- The Washington Times - Tuesday, May 24, 2005

For the first time in decades, Republicans in Congress have an opportunity to entirely repeal a federal tax — squish it like a bug. We are speaking of the death tax, which has been around for about 90 years and now could finally be permanently banished. This would be an enormous victory for the economy — as the confiscatory death tax is a job destroyer and a wrecker of family businesses.

Politically, this would also be a huge coup for Republicans if they can prevail, as death tax repeal has been one of the GOP’s signature promises. One reason for confidence is that the House recently passed H.R. 8, repealing the federal estate tax on a solid vote of 272-162. More than 40 Democrats voted with the Republicans for repeal in 2010.

Some readers may be surprised this issue is still being debated, as the Republicans claimed to have won on death tax repeal back in 2001. But that victory turned out to be mostly symbolic, as the bill repealed the death tax in 2010 and then re-established the tax in 2011. This current bill would drive a stake through the heart of the death tax so after 2010 the tax would be forever gone.

Winning in the Senate won’t be easy. In the last two Congresses, victory has been repelled by Senate Democrats’ use of the filibuster. To overcome this blocking action, Republicans have needed 60 votes and they keep coming up a few short.

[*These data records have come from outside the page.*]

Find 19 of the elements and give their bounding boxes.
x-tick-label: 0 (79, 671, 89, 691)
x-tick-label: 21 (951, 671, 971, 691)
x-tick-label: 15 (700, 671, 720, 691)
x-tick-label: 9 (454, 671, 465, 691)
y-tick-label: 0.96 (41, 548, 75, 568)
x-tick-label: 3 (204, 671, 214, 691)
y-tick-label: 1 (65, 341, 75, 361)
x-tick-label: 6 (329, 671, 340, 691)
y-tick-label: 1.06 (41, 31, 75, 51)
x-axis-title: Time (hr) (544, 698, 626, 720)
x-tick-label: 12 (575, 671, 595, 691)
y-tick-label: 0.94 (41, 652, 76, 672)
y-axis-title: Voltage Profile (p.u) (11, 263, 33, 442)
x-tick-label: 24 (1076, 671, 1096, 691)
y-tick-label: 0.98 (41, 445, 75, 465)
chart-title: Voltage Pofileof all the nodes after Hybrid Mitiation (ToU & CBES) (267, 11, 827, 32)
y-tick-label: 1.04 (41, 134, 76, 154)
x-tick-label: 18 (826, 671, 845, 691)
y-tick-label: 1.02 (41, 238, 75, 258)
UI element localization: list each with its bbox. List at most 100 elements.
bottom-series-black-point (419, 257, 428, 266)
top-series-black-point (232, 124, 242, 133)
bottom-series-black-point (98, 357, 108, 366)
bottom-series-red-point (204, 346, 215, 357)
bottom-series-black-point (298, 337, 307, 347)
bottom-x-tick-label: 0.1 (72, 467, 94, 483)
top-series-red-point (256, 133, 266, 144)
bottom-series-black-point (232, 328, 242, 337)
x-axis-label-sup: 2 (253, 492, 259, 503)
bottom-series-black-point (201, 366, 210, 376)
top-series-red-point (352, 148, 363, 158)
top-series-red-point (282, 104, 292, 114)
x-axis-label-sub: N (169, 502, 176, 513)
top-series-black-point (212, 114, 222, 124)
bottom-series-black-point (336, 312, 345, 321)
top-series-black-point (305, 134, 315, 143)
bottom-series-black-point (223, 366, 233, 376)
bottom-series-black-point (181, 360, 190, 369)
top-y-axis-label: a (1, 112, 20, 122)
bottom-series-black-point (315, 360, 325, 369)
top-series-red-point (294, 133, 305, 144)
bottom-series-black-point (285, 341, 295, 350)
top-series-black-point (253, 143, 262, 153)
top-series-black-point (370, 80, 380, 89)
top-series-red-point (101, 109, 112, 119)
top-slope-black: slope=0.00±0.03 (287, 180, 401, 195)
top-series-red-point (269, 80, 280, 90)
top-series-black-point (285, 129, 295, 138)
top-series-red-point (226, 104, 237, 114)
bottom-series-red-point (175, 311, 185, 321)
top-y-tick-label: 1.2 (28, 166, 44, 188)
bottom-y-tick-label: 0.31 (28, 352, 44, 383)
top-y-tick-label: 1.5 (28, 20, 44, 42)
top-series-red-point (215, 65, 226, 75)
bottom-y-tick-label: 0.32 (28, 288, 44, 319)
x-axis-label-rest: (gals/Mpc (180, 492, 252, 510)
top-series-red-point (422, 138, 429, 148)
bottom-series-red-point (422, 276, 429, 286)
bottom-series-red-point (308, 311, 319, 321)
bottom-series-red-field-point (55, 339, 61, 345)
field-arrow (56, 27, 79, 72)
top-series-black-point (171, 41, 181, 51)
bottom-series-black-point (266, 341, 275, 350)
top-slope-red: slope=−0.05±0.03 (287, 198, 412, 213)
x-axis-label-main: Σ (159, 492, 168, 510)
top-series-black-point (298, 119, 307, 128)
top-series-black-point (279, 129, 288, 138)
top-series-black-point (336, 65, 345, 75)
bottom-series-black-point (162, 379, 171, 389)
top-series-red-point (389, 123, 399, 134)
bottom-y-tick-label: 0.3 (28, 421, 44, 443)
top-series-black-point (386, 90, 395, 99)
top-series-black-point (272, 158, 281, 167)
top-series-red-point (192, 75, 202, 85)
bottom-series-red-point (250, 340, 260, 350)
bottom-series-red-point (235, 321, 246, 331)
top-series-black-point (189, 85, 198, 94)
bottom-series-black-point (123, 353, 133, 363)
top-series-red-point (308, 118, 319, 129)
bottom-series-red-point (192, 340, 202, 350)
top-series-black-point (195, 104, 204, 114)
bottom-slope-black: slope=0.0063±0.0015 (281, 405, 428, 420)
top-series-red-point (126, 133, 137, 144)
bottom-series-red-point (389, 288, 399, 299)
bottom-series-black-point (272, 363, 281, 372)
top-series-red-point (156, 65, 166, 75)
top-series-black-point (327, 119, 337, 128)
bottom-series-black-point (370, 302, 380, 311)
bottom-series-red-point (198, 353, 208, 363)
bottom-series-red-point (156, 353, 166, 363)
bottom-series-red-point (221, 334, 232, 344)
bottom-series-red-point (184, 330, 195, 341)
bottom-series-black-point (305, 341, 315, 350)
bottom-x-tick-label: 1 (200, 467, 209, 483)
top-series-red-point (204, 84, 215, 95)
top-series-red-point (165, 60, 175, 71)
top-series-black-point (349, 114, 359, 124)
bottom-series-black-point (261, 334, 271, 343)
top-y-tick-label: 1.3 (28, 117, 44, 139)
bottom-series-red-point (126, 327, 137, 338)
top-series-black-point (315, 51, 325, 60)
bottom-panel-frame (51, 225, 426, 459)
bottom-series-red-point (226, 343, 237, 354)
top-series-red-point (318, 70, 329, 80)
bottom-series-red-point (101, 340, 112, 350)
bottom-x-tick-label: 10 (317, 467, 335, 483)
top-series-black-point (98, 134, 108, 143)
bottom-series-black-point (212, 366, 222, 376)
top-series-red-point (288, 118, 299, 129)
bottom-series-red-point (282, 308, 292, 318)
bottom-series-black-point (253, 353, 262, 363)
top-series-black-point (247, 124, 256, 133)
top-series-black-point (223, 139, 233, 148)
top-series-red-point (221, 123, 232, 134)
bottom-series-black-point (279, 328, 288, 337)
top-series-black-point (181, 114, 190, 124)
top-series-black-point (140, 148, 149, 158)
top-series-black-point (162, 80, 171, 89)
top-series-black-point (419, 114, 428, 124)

That obstructionist strategy has come at a high political price for the Democrats. Last year the American Family Business Institute ran TV and radio ads against then-Senate Minority Leader Tom Daschle of South Dakota. This ad campaign educated voters about Mr. Daschle’s votes against killing the death tax — in a state where about 3 in 4 voters want the death tax extinguished. Mr. Daschle lost, of course, and the death tax campaign clearly contributed to his historic demise.

Many Democrats say we “can’t afford to eliminate the death tax” because of high budget deficits. This excuse is squirrelly, because the tax only raises about 1 percent to 2 percent of all federal tax revenues. It is fiscally irrelevant in the grand scheme of things.

What is clear then is the Democrat’s emotional attachment to this tax is purely a result of the basest of motivations: greed, envy and a hostility to wealth creation.

This is the underlying message of one anti-death tax repeal group called Responsible Wealth, largely funded by Warren Buffet, Bill Gates and other superwealthy Americans who have hid their wealth in trusts and foundations, and thus don’t pay the death tax themselves, but want small farmers, ranchers and successful businessmen to pay the tax.

Many Democrats and liberal pundits remain convinced that inheritance is in some way morally tainted, and that estates should be confiscated to largely “level the playing field.” But the myth of the idle rich has long been debunked, with best-sellers like “The Millionaire Next Door,” revealing that nearly all millionaires are frugal, hard-working Americans.

The death tax penalizes virtue and rewards vice. For those who save and create wealth so they can leave money to their children, the IRS robs them at death. For those who spend down their wealth on a lavish and ostentatious lifestyle, there is no tax. The best way to avoid the death tax is to die broke and leave nothing for posterity. Is that what liberals really mean by tax fairness?

Sen. Jon Kyl, the superbly talented Republican from Arizona, says he may be willing to cut a deal with the Democrats, but only if they agree to a 15 percent capital-gains tax applied to estates, and not 1 percentage point higher. He’s right to draw a clear line in the sand. Democrats have offered up a plan that would “carve out” family businesses from the estate tax, but Dick Patten of the AFBI, characterizes this compromise as “a scam.” He says more than half of family businesses wouldn’t qualify. Moreover, the death tax is unfair to all Americans — whether they have an estate of $10 million or one of $10 billion. The Democrat’s plan makes about as much sense as eliminating the cancer cells in a patient except for a few. Republicans must reject any plan that retains the confiscatory 55 percent tax rate — period.

Sen. Jeff Sessions of Alabama has introduced the best repeal bill of all. It would eliminate the death tax permanently — and immediately this year. The logic here is that if the death tax is profoundly unfair and anti-growth, why wait five years to pull it out by the roots. A Senate vote on the Sessions bill would bring the weight of public opinion to bear on Democrat wafflers, especially if the White House weighs in to raise the public profile of the issue.

This week the Free Enterprise Fund is partnering with the AFBI to roll out a targeted television advertising campaign to solidify waffling Democratic support and to move the one or two additional Democrats needed. The campaign, which will run for two weeks, centers on the moral wrong of imposing a punitive tax on the members of the Greatest Generation. The ad notes that about 1,5000 World War II veterans are dying every day. Their families can’t wait till 2005 for death tax repeal.

Our Founding Founders considered seizing estates so pernicious they included a provision in the Constitution that forbids it as a penalty for treason; it is time to stop applying this confiscatory tax to people whose only crime is achieving the American Dream.

Stephen Moore is president of the Free Enterprise Fund and Phil Kerpen is research director.